4. Consumer confidence may be slowly improving. The Conference Board’s Consumer Confidence Index increased 1.8 points in January, beating expectations.4 Consumers may be looking past equity market weakness and focusing on the positives.

5. The anticipated “oil dividend” has yet to appear. Since oil prices started falling in 2014, many observers (us included) expected to see an increase in consumer and business spending. It doesn’t appear that this has yet occurred, and it looks to us as if most individuals are saving their extra disposable income rather than spending it. We expect consumer spending to rise, but acknowledge that lower oil prices have so far caused more pain than benefits.

A Pro-Growth Stance Makes Sense, but Requires Patience
Investors have grown more risk-averse in recent weeks with slowing growth in China, oil price volatility, weakness in manufacturing and Fed policy topping the list of concerns. Economic data has generally been stronger than reflected by financial market movements, and investors seem to be ignoring positive economic news and overly focusing on the negatives. At this juncture, we think investors have three options: (1) retreat and unload risk assets in anticipation of a recession, (2) pause, become slightly more conservative and await more clarity, or (3) maintain a pro-growth stance and accept that more near-term turbulence may occur before risk assets experience a sustained upturn. We think the first strategy is overly pessimistic and believe economic fundamentals are better than what is priced into the market. The second option may be reasonable for investors who are having difficulty weathering the current volatility. But for investors with long-term time horizons, we think option three is most prudent.
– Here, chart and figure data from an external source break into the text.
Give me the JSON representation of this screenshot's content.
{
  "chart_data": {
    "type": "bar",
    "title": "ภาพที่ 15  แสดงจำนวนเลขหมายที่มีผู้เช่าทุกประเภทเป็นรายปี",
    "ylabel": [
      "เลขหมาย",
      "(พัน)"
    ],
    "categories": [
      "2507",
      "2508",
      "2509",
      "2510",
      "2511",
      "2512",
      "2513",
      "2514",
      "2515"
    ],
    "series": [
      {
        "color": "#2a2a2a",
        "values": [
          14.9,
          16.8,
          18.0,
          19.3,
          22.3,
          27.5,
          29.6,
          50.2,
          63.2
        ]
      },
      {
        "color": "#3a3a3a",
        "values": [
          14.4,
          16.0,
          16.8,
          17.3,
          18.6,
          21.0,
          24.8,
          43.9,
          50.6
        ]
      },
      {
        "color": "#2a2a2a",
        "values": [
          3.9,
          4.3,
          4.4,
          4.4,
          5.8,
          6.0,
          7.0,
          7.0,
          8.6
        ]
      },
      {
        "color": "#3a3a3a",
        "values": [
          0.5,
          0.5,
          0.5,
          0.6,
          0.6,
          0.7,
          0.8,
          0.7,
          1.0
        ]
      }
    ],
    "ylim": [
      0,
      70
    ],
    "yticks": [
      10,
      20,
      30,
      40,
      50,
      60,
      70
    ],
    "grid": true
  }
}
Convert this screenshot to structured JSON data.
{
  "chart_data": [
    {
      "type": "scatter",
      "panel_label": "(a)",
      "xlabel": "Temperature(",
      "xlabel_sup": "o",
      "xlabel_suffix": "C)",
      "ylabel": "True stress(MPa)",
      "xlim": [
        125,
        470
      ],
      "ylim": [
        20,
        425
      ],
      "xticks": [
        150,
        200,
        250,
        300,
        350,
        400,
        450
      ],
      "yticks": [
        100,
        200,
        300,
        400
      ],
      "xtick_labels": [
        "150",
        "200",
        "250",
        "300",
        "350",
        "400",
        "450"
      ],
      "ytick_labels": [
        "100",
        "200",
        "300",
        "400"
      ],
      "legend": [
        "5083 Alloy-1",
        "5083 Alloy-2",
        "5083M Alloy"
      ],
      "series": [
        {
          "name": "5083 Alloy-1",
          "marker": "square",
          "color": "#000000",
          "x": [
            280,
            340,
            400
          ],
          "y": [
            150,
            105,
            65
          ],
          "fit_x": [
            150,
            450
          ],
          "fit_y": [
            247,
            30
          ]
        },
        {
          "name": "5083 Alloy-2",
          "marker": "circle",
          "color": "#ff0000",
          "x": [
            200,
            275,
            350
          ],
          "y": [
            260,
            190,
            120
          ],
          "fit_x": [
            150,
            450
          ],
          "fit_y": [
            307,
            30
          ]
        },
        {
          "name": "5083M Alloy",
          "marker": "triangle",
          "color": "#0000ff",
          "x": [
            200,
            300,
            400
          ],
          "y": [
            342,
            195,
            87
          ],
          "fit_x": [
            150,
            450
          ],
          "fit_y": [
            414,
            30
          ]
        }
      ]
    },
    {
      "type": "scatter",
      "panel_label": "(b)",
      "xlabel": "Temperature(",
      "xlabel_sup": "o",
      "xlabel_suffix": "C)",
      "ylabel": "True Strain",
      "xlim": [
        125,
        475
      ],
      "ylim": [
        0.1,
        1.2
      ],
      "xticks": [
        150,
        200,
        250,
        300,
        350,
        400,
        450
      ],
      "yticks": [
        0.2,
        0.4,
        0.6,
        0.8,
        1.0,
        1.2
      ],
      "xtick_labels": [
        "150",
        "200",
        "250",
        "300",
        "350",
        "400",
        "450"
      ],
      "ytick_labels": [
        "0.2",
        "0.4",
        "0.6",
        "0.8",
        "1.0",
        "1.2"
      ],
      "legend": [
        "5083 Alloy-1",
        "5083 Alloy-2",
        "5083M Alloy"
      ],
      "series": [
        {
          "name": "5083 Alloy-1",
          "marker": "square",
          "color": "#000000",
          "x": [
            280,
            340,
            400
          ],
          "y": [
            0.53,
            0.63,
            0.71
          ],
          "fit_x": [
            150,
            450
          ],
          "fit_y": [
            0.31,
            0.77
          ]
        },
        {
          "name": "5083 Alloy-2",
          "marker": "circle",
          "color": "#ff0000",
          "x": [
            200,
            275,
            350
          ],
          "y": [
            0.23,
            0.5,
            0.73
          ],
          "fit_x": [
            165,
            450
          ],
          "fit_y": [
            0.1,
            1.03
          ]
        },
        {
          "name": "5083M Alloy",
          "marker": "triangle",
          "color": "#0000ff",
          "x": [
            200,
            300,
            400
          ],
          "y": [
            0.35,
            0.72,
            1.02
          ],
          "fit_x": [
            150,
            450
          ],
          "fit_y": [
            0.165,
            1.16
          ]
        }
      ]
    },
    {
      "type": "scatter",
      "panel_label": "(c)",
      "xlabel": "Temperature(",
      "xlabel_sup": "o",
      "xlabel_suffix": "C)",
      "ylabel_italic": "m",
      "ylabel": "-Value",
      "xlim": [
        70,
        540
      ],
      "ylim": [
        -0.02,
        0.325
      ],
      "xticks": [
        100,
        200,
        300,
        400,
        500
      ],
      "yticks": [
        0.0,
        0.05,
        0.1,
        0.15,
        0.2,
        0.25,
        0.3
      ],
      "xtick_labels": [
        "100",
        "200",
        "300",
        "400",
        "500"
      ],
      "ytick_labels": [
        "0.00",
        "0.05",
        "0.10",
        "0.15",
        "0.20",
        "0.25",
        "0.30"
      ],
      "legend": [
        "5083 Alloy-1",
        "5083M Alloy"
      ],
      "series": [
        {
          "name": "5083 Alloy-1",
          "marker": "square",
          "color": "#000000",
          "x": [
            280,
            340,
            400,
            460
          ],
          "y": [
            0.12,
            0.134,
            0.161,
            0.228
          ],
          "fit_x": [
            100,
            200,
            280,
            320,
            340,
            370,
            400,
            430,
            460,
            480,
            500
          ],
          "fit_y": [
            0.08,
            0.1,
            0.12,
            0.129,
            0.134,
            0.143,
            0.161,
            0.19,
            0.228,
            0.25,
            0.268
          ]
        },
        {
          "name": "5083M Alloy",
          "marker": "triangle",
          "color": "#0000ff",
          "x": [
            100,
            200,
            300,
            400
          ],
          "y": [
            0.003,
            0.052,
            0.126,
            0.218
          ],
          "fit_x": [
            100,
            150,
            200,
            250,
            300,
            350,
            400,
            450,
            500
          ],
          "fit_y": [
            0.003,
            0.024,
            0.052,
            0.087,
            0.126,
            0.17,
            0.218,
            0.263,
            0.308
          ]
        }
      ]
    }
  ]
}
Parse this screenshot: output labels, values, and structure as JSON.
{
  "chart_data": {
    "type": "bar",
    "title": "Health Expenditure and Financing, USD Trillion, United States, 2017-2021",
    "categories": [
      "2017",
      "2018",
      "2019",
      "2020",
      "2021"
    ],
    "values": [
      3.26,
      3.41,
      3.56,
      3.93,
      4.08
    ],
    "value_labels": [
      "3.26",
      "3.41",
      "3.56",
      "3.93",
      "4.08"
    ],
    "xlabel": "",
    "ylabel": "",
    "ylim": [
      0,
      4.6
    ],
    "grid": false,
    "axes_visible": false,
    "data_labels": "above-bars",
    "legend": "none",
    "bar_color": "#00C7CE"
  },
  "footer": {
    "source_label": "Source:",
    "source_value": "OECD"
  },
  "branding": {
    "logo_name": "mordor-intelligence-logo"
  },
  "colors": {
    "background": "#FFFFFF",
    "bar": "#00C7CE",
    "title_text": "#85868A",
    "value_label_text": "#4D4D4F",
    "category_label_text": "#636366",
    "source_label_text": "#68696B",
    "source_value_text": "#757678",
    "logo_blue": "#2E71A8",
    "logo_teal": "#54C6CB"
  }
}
It may take some time, but we expect that oil prices should stabilize and cease being the main determinant of global financial market prices. The long-term drop in oil should produce some economic stimulus and become more of a positive. Additionally, global monetary policy remains a tailwind for risk assets. The Fed is likely to raise rates, but any increase should be measured and slow. And last week’s news from Japan reiterates that policy around the world remains in easing mode. Investors are also awaiting signs of a global manufacturing recovery, which would promote greater confidence in the strength of the world economy.

Our view is that financial markets have overreacted to the negatives. Turbulence is likely to continue, but we expect both equity prices and bond yields to rise over the course of 2016.

1 Source: Morningstar Direct, as of 1/29/16

2 Source: Commerce Department

3 Source: FactSet

4 Source: Conference Board

The S&P 500 Index is a capitalization-weighted index of 500 stocks designed to measure the performance of the broad domestic economy. The Dow Jones Industrial Average is a price-weighted average of 30 significant stocks traded on the New York Stock Exchange and the Nasdaq. The Nasdaq Composite is a stock market index of the common stocks and similar securities listed on the NASDAQ stock market. FTSE 100 Index is a capitalization-weighted index of the 100 most highly capitalized companies traded on the London Stock Exchange. Deutsche Borse AG German Stock Index (DAX Index) is a total return index of 30 selected German blue chip stocks traded on the Frankfurt Stock Exchange. Nikkei 225 Index is a price-weighted average of 225 top-rated Japanese companies listed in the First Section of the Tokyo Stock Exchange. Hong Kong Hang Seng Index is a free-float capitalization-weighted index of selection of companies from the Stock Exchange of Hong Kong. Shanghai Stock Exchange Composite is a capitalization-weighted index that tracks the daily price performance of all A-shares and B-shares listed on the Shanghai Stock Exchange. MSCI EAFE Index is a free float-adjusted market capitalization weighted index designed to measure developed market equity performance, excluding the U.S. and Canada. The MSCI Emerging Markets Index is a free float-adjusted market capitalization index that is designed to measure equity market performance of emerging markets. Barclays U.S. Aggregate Bond Index covers the U.S. investment grade fixed rate bond market. The BofA Merrill Lynch 3-Month U.S. Treasury Bill Index is an unmanaged market index of U.S. Treasury securities maturing in 90 days that assumes reinvestment of all income.